The 25-year veteran retired with full pension after a disciplinary hearing last week found him guilty of breaking state police rules by communicating with the press.

He wants to set the record straight, he said on some misconceptions that arose when he released the photos.

They were not evidence photos — he is not a crime scene photographer, he stressed, but a public relations photographer who photographed major operations along police funerals and other functions as part of the historical record of the state police.

“They told him he was going to be fired and possibly prosecuted for releasing evidence — but he was just the PR guy,” said his lawyer, Leonard Kesten. “One of the other officers there had taken cell phone pictures, and those were released, and nothing happened,” the lawyer said.

Murphy made no money on the photos, though he’s later been told he could have gotten a half a million for them, he said.

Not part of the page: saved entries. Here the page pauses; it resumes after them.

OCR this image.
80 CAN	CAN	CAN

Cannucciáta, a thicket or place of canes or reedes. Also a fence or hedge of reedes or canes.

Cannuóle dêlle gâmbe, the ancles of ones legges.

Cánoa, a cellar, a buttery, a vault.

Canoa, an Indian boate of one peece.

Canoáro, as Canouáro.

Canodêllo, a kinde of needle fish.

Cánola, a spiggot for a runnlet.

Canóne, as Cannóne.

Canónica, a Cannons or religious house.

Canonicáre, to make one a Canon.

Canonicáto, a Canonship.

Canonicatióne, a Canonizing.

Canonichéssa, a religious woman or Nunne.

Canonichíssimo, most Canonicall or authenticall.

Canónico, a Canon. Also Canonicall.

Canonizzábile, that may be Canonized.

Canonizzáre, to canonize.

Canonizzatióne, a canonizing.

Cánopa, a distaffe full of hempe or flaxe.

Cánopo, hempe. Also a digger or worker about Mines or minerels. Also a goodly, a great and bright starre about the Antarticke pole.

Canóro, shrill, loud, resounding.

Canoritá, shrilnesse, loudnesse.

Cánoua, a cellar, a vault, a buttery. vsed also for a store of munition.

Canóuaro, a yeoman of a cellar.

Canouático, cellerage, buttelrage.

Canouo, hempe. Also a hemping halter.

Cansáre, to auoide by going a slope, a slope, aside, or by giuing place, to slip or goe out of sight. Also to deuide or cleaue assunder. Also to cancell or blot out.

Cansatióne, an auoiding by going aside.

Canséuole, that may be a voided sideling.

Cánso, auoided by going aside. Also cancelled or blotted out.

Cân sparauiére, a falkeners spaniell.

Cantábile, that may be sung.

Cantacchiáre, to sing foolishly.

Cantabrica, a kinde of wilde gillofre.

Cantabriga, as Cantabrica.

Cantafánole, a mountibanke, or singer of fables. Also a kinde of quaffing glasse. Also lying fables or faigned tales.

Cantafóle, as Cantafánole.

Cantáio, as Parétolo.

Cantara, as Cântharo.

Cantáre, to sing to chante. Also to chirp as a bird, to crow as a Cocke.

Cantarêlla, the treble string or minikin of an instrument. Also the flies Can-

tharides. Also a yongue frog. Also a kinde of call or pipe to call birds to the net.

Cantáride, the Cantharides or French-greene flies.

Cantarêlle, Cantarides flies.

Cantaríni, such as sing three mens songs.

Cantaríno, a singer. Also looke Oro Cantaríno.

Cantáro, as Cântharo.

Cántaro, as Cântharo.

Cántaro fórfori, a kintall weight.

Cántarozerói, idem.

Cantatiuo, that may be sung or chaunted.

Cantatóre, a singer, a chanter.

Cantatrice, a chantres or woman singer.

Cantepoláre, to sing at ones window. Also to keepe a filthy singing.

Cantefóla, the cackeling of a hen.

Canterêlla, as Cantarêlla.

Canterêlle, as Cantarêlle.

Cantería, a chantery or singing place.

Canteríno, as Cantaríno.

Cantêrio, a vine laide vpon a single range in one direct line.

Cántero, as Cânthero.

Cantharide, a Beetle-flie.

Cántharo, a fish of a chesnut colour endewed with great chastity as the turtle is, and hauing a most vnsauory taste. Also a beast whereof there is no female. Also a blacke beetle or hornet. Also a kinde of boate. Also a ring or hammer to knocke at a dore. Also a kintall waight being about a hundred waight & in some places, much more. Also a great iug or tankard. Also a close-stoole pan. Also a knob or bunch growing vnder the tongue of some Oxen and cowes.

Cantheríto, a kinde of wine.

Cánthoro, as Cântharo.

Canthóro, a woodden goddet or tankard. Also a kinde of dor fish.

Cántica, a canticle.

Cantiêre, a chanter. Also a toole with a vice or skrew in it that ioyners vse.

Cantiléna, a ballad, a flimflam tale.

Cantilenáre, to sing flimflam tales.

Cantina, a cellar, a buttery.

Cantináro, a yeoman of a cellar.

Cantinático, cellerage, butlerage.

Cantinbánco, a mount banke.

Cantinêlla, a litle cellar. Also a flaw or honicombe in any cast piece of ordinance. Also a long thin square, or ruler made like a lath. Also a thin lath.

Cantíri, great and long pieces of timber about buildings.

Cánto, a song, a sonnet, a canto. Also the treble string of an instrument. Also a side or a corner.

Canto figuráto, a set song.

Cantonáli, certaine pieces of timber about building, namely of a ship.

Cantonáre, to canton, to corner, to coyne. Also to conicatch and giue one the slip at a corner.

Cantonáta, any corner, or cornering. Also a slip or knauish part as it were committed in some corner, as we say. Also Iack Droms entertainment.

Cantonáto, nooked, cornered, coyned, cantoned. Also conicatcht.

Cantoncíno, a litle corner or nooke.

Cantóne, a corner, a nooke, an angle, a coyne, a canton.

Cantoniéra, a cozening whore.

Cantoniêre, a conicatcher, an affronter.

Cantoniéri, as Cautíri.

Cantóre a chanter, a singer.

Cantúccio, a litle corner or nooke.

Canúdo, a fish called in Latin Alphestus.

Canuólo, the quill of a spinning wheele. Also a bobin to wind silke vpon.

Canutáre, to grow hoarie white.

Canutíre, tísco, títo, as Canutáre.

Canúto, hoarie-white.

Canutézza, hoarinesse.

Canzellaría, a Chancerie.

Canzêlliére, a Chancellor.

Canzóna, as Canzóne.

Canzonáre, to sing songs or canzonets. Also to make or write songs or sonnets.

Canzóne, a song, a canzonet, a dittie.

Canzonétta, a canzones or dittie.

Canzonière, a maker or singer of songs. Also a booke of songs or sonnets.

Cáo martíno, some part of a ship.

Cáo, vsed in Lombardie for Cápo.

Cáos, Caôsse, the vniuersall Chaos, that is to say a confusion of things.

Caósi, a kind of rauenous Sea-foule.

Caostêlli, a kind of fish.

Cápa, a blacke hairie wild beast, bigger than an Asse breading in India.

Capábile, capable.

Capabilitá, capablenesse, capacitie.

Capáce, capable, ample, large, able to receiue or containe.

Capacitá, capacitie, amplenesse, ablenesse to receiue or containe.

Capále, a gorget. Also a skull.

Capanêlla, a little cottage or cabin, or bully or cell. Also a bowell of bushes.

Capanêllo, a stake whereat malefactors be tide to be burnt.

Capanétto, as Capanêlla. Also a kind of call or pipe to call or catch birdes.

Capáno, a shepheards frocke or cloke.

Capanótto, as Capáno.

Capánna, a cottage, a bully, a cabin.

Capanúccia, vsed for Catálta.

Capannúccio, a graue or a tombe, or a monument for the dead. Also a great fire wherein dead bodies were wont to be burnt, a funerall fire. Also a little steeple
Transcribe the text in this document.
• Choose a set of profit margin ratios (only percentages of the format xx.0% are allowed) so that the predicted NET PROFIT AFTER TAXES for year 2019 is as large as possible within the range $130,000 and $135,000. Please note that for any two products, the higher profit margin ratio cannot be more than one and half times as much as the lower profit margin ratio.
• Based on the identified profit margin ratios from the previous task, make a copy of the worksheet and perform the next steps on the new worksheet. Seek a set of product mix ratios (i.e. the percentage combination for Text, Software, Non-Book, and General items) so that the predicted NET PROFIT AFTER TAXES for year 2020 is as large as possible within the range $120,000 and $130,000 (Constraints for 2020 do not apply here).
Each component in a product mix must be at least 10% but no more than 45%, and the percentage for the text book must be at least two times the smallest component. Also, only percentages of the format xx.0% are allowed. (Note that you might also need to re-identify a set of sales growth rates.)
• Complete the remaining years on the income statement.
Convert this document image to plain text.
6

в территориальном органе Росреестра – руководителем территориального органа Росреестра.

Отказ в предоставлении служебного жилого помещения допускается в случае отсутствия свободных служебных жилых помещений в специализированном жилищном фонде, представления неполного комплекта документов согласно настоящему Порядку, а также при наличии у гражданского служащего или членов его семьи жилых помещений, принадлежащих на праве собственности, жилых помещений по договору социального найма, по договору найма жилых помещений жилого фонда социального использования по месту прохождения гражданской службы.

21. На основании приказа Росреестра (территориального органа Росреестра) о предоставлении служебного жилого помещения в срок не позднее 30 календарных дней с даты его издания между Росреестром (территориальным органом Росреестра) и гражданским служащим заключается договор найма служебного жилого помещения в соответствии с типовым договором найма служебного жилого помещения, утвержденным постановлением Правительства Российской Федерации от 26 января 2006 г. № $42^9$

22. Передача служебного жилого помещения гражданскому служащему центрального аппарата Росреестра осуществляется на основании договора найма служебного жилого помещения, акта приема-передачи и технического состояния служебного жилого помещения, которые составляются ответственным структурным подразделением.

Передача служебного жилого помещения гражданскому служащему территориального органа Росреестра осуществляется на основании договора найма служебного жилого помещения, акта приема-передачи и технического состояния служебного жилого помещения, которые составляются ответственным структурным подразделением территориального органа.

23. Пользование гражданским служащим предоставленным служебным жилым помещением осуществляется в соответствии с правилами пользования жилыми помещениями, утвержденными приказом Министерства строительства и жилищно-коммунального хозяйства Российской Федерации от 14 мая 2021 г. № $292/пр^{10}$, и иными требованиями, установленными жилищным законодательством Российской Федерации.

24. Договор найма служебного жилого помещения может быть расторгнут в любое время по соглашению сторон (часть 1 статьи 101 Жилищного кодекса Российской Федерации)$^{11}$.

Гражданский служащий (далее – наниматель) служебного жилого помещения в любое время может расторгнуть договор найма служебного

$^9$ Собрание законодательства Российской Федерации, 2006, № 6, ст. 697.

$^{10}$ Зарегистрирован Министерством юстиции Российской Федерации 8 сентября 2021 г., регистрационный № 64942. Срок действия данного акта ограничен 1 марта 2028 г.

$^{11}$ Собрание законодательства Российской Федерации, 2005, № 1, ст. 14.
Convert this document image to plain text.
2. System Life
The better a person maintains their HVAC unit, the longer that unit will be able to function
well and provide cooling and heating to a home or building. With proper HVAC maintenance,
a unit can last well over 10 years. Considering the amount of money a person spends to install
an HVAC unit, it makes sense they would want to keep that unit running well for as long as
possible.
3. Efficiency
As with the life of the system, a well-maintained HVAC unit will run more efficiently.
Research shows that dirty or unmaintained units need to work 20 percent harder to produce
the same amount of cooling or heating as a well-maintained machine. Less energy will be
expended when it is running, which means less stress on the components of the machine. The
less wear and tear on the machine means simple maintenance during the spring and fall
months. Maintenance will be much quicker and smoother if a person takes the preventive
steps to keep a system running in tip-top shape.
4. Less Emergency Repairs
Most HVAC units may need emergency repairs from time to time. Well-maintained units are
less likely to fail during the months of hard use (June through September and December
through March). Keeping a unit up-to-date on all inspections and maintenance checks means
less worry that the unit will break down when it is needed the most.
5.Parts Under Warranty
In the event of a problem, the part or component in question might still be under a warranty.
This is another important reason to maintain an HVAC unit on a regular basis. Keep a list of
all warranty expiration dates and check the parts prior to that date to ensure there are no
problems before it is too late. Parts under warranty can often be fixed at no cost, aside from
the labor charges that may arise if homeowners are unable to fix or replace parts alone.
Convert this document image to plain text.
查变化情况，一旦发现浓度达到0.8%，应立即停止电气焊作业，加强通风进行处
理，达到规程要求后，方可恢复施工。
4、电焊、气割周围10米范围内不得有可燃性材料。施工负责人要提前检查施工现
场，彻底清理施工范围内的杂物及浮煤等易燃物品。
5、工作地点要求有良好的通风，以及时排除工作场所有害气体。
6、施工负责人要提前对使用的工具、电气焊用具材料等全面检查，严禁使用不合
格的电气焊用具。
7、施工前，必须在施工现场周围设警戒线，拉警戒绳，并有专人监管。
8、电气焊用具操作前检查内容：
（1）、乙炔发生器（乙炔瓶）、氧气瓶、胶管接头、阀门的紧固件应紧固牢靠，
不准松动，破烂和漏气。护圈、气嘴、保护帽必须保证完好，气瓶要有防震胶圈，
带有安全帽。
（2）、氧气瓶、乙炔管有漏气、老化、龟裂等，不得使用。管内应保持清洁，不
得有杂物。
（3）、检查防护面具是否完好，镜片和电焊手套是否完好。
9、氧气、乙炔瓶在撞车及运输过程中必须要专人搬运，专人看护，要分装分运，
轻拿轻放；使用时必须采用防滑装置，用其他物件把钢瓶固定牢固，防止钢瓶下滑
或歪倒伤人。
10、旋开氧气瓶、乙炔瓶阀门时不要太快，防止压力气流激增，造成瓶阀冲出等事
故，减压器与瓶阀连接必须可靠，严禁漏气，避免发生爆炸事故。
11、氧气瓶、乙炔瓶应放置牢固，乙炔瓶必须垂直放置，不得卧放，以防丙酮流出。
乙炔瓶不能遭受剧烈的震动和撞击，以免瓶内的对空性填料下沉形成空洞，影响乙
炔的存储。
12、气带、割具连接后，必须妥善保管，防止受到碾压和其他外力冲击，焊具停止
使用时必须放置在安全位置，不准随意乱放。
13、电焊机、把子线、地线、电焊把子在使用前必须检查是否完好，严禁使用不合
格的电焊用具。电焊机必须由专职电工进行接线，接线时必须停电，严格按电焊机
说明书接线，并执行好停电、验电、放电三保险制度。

The photos had already been distributed to state police brass, and the Boston and Watertown police as a courtesy, he said, so they were already out there. Plus the capture had been broadcast live on television.

“I would never have done anything to compromise the case,” said Murphy, who had immediately told his superiors after giving the shots to Boston Magazine.

“I didn’t need to hide,” he said. “I go to bed comfortable with whatever I do during the day. I slept absolutely comfortably after giving away those pictures. And had I not done this, I would not have been sleeping well to this day.”